671) İKİNCİ MURAD’IN TÜRKÇÜLÜĞÜ
Yayin Tarihi 18 Temmuz, 2013
Kategori TÜRK DÜNYASI
İkinci Murad’ın Türkçülüğü
———————————————————————————
Fatih’in İstanbul fethinden iki yıl evvel 47-48 yaşlarında vefat etmiş olan kıymetli babası İkinci Murad, Osmanlı tarihi kadar Türkçülük tarihi bakımından da çok mühim bir şahsiyettir. Tercüme ve telif suretiyle bir çok Türkçe eserler yazdırmış, Türk alimleriyle şairlerini mütemadiyen himaye etmiş ve bu suretle bazı müsteşriklerin “İlk Türk romantizmi” dedikleri milli kültür hareketine ön-ayak olmuştur.

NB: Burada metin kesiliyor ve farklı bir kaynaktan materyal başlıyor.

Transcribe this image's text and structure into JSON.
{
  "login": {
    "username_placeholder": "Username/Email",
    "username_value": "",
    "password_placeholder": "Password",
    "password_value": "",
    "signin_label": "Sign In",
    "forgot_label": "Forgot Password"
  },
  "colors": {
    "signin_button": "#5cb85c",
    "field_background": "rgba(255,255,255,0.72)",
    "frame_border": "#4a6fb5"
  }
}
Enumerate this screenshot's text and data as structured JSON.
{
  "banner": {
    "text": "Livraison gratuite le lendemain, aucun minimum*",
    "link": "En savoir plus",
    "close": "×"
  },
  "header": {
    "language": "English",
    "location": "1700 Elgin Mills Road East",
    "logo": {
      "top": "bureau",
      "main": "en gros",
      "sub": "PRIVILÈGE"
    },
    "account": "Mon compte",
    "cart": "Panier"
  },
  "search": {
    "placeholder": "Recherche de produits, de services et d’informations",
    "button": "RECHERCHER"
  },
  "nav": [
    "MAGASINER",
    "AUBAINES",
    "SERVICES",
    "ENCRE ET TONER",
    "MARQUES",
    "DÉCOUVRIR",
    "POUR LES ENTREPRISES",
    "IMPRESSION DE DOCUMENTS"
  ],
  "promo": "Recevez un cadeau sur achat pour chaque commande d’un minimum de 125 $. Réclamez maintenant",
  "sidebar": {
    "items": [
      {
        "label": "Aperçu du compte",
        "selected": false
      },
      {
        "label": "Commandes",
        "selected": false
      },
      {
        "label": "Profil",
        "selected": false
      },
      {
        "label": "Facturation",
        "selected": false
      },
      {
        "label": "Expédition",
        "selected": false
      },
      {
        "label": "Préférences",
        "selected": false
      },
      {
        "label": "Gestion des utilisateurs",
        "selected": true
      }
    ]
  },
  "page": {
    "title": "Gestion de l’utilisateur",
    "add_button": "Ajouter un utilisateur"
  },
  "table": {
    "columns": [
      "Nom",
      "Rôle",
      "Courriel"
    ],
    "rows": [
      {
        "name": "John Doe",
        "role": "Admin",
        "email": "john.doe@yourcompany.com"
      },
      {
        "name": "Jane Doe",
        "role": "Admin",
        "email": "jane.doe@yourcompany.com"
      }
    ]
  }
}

O devirde İkinci Murad’ın emriyle yazılmış en mühim Türkçe eserler içinde: Yazıcıoğlu Ali Efendi’nin Oğuz-Türk geleneklerini de ihtiva eden Tevarh-i al-i Selçuk’u, Molla Arif Ali’nin onbirinci yüzyılda Anadolu’nun fethiyle Türkiye Devleti’nin kuruluşu hakkındaki Danişmendname’si, Şeyhi’nin Hüsrev ve Şirin’i ve Mercimek Ahmet’in Kabusname’si gibi Türk dilinin tarihi bakımdan çok kıymetli kaynaklar vardır. Bilhassa Osmanlılar’dan önceki Danişmendi ve Selçuki devirlerini unutturmamak için tarihlerini yazdırması, Sultan Murad’ta milliyet şuurunun ne kadar kuvvetli olduğunu gösteren deliller demektir. Çünkü ondan sonra o devirler tamamiyle unutulmuştur! Bu gibi eserlerin en mühimlerinden biri de Yazıcıoğlu Mehmet Efendi’nin dini edebiyatımızda bir abide sayılan Muhammediyye’sidir. O devirlere ait daha birçok eserler sayılabilir.

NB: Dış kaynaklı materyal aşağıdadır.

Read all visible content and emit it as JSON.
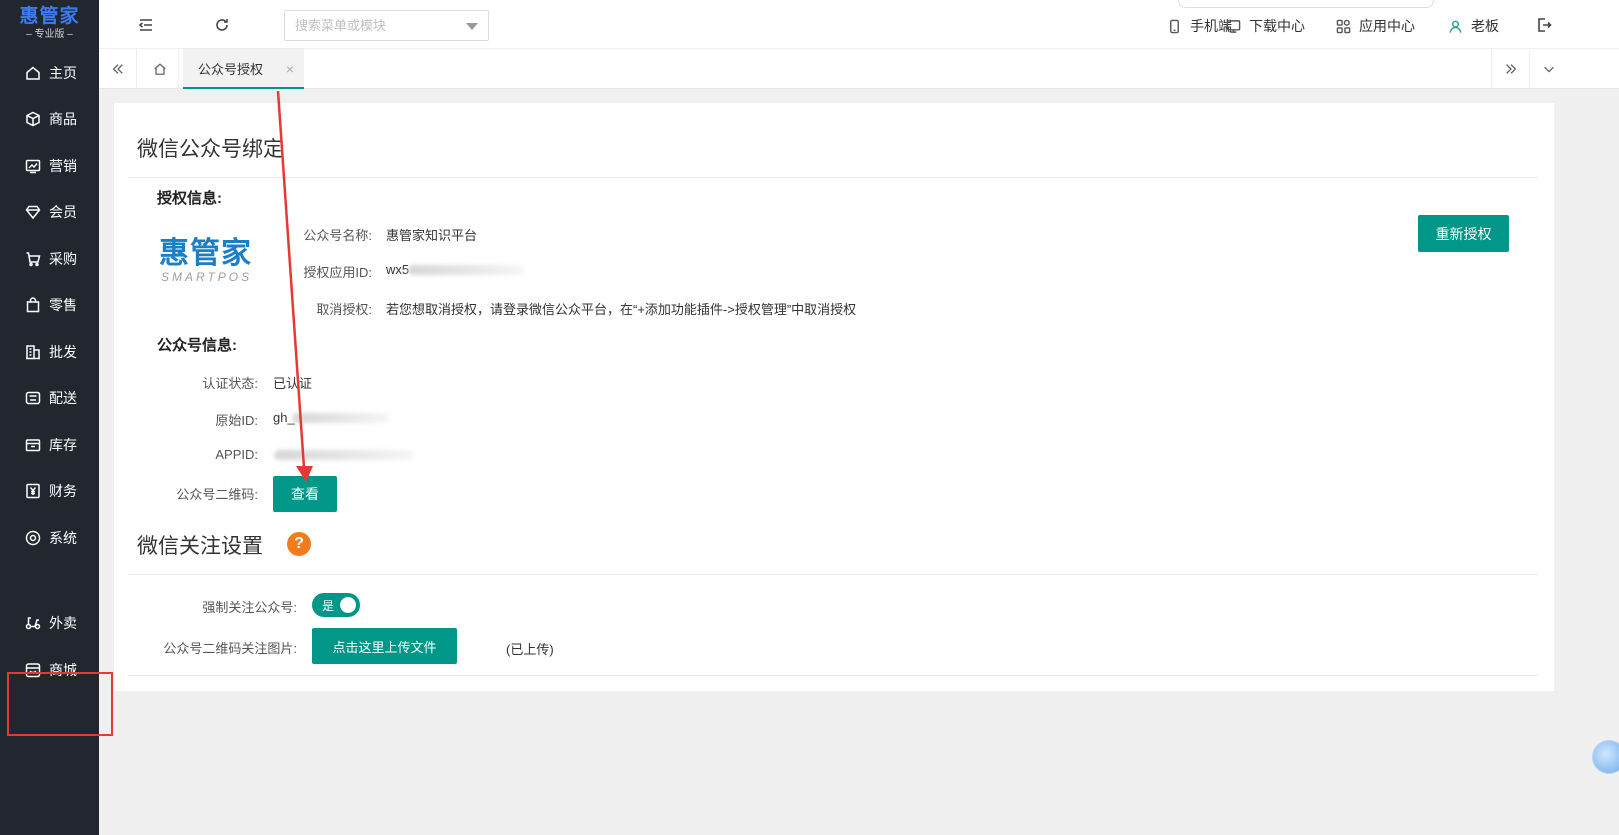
{
  "sidebar": {
    "logo_main": "惠管家",
    "logo_sub": "– 专业版 –",
    "items": [
      {
        "label": "主页",
        "icon": "home-icon"
      },
      {
        "label": "商品",
        "icon": "box-icon"
      },
      {
        "label": "营销",
        "icon": "chart-icon"
      },
      {
        "label": "会员",
        "icon": "diamond-icon"
      },
      {
        "label": "采购",
        "icon": "cart-icon"
      },
      {
        "label": "零售",
        "icon": "bag-icon"
      },
      {
        "label": "批发",
        "icon": "building-icon"
      },
      {
        "label": "配送",
        "icon": "truck-icon"
      },
      {
        "label": "库存",
        "icon": "warehouse-icon"
      },
      {
        "label": "财务",
        "icon": "yen-icon"
      },
      {
        "label": "系统",
        "icon": "gear-icon"
      },
      {
        "label": "外卖",
        "icon": "scooter-icon"
      },
      {
        "label": "商城",
        "icon": "store-icon"
      }
    ]
  },
  "topbar": {
    "search_placeholder": "搜索菜单或模块",
    "links": {
      "mobile": "手机端",
      "download": "下载中心",
      "apps": "应用中心",
      "user": "老板"
    }
  },
  "tabs": {
    "active": "公众号授权",
    "close": "×"
  },
  "binding": {
    "title": "微信公众号绑定",
    "auth_info_title": "授权信息:",
    "brand_logo_text": "惠管家",
    "brand_logo_sub": "SMARTPOS",
    "account_name_label": "公众号名称:",
    "account_name": "惠管家知识平台",
    "auth_app_id_label": "授权应用ID:",
    "auth_app_id_prefix": "wx5",
    "cancel_label": "取消授权:",
    "cancel_text": "若您想取消授权，请登录微信公众平台，在“+添加功能插件->授权管理”中取消授权",
    "reauth_button": "重新授权",
    "account_info_title": "公众号信息:",
    "verify_label": "认证状态:",
    "verify_value": "已认证",
    "original_id_label": "原始ID:",
    "original_id_prefix": "gh_",
    "appid_label": "APPID:",
    "qrcode_label": "公众号二维码:",
    "view_button": "查看"
  },
  "follow": {
    "title": "微信关注设置",
    "force_follow_label": "强制关注公众号:",
    "toggle_text": "是",
    "toggle_on": true,
    "qr_image_label": "公众号二维码关注图片:",
    "upload_button": "点击这里上传文件",
    "upload_status": "(已上传)"
  },
  "colors": {
    "primary": "#009688",
    "sidebar_bg": "#22262e",
    "annotation_red": "#e53935",
    "help_orange": "#f07c1d"
  }
}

İkinci Murad açık Türkçe taraftarıdır. Kendisinin emriyle Kabusname’yi Acemceden tercüme eden Mercimek Ahmed, daha evvel bir başkasının yaptığı ağdalı bir tercümeden padişahın hiç memnun olmadığı ve bir gün Gelibolu’da huzuruna çıktığı zaman:
–Bir kişi Türki’ye (Türkçeye) tercüme etmiş, veli ruşen (lakin parlak) değil.
Dediğini ve ondan sonra da:
–Bir kişi olsa ki bu kitabı açuk tercüme etse!
Dediği için kendisinin açık Türkçe ile yeni bir tercüme yaptığı anlaşılır.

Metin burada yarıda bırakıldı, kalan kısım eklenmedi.